Os resultados vêm de uma análise robusta: os pesquisadores combinaram dados de dois grandes bancos de dados de saúde, o UK Biobank, do Reino Unido, e o norte-americano Nhanes. Também combinaram com resultado de 37 estudos anteriores, totalizando mais de 3 milhões de pessoas. Segundo os autores, essa é a avaliação mais abrangente já realizada sobre o impacto dessa dieta na saúde humana. “Os resultados são consistentes: quanto maior a adesão à dieta planetária, menor o risco de mortalidade geral e de morte por causas específicas, como câncer e doenças do coração”, escreveram os autores, da Universidade de Nanquim, na China.
Integrais
A dieta planetária é baseada no consumo predominante de vegetais, grãos integrais, frutas, legumes, leguminosas, nozes e sementes. Carne vermelha e produtos de origem animal não são abolidos, mas aparecem em pequenas quantidades, mais como acompanhamento do que como protagonistas do prato. O modelo também restringe alimentos ultraprocessados, ricos em açúcar, gordura saturada e sódio.
Além de trazer benefícios individuais, o plano alimentar foi concebido para reduzir os impactos ambientais da produção de comida. Segundo a Comissão EAT-Lancet, se a população global migrasse para esse padrão, seria possível diminuir em até 50% as emissões de gases de efeito estufa ligadas à alimentação, além de reduzir a pressão sobre a terra e a água.
Calorias
Segundo a nova pesquisa, além do risco menor de mortalidade por todas as causas, pessoas que seguem a dieta planetária têm menos probabilidade de sofrer de câncer (incluindo colorretal e pulmão) e estão mais protegidas contra distúrbios metabólicos, como obesidade e resistência insulínica. Curiosamente, os participantes com maior adesão ao cardápio tinham ingestão calórica até mais alta que outros grupos — mas, ainda assim, mantinham índice de massa corporal (IMC) mais baixo e melhor perfil metabólico.
De acordo com a análise dos perfis sociodemográficos, os maiores adeptos do padrão alimentar eram mulheres, mais velhas, com maior escolaridade e renda. Esses fatores, reconhecem os autores, apontam para um desafio de equidade no acesso a uma alimentação saudável. “Há uma dimensão social clara: dietas saudáveis e sustentáveis ainda são mais comuns entre grupos com mais recursos econômicos e educacionais”, escrevem. “Políticas públicas devem trabalhar para tornar essa transição acessível e viável para todos.”
Robusto
O estudo é observacional, o que significa que não prova, de forma direta, que a dieta causa a redução de mortalidade. Ainda assim, especialistas destacam que a robustez dos dados fortalece o elo. “O maior ponto forte é que os autores analisaram informações de dois bancos de dados que incluem muitos indivíduos, usando uma metodologia cuidadosa”, avalia Carmen Perez Rodrigo, especialista em medicina preventiva e saúde pública da Sociedade Espanhola de Nutrição Comunitária, que não participou do estudo.
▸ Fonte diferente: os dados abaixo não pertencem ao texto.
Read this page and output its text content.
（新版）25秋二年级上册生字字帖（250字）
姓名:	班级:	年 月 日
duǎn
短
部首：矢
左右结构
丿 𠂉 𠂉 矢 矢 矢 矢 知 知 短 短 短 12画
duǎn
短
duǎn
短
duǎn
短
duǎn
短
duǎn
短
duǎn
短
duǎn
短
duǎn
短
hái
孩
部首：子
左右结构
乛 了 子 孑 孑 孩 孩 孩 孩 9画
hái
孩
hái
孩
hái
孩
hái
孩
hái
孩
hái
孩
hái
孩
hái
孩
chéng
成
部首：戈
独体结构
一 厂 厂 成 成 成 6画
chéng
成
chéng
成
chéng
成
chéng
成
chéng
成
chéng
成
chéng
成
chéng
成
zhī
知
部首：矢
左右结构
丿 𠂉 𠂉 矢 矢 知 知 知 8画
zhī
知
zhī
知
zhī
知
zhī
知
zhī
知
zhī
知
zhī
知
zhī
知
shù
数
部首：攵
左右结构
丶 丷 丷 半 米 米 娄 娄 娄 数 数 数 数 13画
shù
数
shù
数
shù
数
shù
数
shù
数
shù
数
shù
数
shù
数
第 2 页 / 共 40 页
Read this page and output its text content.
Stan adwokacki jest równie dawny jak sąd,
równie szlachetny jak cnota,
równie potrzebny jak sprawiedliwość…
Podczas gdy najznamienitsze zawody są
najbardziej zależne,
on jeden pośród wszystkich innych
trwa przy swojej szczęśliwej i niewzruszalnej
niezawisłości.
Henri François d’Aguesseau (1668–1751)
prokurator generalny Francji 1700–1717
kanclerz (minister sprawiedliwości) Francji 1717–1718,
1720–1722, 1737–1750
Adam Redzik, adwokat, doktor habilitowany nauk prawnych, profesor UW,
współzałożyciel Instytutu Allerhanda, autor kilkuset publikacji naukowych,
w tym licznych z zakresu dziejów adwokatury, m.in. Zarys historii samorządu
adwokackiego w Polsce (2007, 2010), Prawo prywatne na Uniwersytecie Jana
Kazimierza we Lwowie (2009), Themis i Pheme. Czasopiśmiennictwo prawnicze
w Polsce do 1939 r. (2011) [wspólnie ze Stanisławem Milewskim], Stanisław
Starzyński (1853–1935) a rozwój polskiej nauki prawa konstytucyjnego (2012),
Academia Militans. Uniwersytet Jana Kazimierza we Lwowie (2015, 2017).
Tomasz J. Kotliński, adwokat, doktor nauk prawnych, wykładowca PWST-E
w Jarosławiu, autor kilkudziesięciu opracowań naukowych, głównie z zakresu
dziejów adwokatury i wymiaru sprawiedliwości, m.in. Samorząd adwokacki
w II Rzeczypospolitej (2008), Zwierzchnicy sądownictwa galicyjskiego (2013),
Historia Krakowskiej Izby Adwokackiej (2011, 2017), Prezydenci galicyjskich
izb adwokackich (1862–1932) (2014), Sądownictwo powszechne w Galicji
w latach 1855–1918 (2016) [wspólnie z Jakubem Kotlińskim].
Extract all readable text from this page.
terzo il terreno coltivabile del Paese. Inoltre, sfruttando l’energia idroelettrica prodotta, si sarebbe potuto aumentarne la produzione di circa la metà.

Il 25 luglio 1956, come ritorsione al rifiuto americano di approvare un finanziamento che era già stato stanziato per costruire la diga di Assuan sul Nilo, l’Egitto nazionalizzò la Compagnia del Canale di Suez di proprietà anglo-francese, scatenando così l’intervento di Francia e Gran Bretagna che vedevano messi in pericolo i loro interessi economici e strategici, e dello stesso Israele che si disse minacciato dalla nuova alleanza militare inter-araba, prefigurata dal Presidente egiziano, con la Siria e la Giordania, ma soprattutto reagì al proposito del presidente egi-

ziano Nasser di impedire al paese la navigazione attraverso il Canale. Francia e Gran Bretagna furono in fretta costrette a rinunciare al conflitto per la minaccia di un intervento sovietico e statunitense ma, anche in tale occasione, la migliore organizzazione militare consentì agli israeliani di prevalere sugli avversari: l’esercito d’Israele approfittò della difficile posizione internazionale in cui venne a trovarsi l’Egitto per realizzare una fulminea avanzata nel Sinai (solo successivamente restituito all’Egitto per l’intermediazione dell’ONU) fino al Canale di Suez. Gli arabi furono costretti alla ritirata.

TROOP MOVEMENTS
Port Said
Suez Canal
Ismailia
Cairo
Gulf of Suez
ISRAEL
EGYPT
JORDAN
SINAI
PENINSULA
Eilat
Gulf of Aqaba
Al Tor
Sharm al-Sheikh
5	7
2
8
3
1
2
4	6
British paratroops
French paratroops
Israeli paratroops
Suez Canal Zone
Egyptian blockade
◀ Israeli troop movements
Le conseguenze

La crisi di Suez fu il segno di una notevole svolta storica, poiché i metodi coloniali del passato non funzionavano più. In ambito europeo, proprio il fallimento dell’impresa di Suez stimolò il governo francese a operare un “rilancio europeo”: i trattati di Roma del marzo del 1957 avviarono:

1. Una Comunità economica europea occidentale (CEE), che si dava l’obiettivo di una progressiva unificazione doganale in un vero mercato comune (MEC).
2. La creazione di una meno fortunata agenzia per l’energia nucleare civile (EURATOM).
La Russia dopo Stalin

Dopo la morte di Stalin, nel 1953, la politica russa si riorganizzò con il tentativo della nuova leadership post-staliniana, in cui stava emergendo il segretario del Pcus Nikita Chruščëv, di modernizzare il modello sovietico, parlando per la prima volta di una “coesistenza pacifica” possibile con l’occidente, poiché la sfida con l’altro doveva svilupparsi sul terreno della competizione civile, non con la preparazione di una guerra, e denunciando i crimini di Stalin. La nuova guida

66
A especialista reforça que o perfil alimentar coincide com um padrão de consumo associado a um menor impacto ambiental em termos de emissões de gases de efeito estufa. “Além disso, é consistente com o padrão de dieta mediterrânea, cujos efeitos favoráveis à saúde são apoiados por evidências científicas”, lembra. A dieta à qual Carmen Perez Rodrigo se refere já foi eleita várias vezes como uma das melhores do mundo por sociedades médicas e de nutrição. Ela é baseada no consumo de alimentos vegetais e integrais em detrimento daqueles de origem animal.
“Ambas dietas são ricas em vegetais, azeite de oliva, leguminosas, sementes e consumo moderado de proteína animal”, concorda a nutricionista Rayanne Marques, de Brasília. “A principal diferença é que a dieta planetária tem um viés mais sustentável, sugerindo limites mais restritos ao consumo de carne vermelha e priorizando a preservação ambiental, além da saúde humana”, diz. A especialista explica que, quanto aos benefícios clínicos, estudos apontam efeitos muito próximos, principalmente na prevenção de doenças metabólicas e cardiovasculares.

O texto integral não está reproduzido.